The variolisation is the voluntary inoculation of the Variole, taken on a subject slightly sick, or itself variolized. This technique, which goes back to the old China, protects the subjects from a serious variola. Its unreliability (nothing proves that the variolized subject will not make a variola engraves), the risk of dissemination of variola led to its abandonment after the discovery of the Vaccination
This practice consisted in inoculating a form which one hoped for not very virulent variola by putting in contact the person to be immunized with the suppurant contents of the substance of the blisters of a patient. The result remained however random and risky, death rate could reach 1 or 2 %. In 1760, Daniel Bernoulli showed that, in spite of the risks, the generalization of this practice would make it possible to gain a little more than three years of life expectancy to the birth.

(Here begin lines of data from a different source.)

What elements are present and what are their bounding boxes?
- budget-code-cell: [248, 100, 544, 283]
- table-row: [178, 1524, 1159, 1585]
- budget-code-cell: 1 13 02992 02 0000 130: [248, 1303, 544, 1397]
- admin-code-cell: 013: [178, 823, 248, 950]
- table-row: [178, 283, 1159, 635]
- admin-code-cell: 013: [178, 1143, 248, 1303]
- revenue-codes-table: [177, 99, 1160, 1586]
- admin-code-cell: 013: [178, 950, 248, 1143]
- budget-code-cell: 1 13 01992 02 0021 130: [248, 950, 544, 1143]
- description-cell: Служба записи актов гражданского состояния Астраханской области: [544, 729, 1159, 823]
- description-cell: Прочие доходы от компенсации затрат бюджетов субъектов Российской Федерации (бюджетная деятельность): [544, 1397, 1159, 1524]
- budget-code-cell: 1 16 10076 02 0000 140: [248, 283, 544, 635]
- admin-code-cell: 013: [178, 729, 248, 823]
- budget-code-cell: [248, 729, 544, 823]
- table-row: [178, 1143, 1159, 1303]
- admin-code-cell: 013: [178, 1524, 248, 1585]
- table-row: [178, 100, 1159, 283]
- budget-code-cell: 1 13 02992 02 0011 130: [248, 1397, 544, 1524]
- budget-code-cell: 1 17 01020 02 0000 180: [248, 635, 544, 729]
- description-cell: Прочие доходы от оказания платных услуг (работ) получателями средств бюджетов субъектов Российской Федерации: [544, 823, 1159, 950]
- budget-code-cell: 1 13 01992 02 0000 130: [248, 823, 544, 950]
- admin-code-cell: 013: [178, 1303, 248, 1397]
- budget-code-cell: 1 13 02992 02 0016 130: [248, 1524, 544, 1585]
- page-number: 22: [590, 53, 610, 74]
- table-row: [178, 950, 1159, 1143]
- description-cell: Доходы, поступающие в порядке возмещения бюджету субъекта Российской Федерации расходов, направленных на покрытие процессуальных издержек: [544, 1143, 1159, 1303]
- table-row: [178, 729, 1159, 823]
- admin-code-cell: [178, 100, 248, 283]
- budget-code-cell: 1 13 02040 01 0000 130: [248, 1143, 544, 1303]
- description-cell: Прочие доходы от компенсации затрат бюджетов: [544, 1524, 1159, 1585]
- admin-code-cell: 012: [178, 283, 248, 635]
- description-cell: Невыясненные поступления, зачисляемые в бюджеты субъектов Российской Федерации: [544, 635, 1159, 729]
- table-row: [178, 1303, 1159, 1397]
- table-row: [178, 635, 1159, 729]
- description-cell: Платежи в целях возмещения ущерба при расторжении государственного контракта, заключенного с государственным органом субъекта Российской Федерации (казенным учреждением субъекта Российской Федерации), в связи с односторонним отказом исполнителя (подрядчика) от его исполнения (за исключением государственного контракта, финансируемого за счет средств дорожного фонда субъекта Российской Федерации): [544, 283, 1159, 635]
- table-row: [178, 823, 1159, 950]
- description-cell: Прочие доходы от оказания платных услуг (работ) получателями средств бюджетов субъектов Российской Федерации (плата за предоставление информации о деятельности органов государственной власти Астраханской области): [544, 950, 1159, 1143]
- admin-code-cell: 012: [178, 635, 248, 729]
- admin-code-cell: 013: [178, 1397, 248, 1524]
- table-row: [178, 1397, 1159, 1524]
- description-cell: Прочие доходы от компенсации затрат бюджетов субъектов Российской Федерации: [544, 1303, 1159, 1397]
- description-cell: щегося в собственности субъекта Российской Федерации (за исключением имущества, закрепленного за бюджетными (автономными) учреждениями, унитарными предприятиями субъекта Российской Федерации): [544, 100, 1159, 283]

As of the 11th century, the Chinese practiced the variolisation. It is the Prime Minister Wang daN who after the loss of one of his sons of variola had convened various experts of all the China to develop a disease prevention. A monk taoist brought the technique of inoculation which was diffused gradually in all China. The practice was gradually propagated along the Silk route. In 1701, Giacomo Pylarini carries out the first inoculation with Constantinople. The technique is imported in Occident at the beginning of the 18th century, by Lady Mary Wortley Montagu the woman of the ambassador of England in Turkey.
It is introduced in France by the doctor Theodore Tronchin in 1756. The practice is initially disputed, but a certain number of large characters give the example: the duke of Orleans makes vaccinate his/her son, the duke of Chartres, which does itself to vaccinate its sons, the duke of Valois and the duke of Montpensier, on April 6th 1779.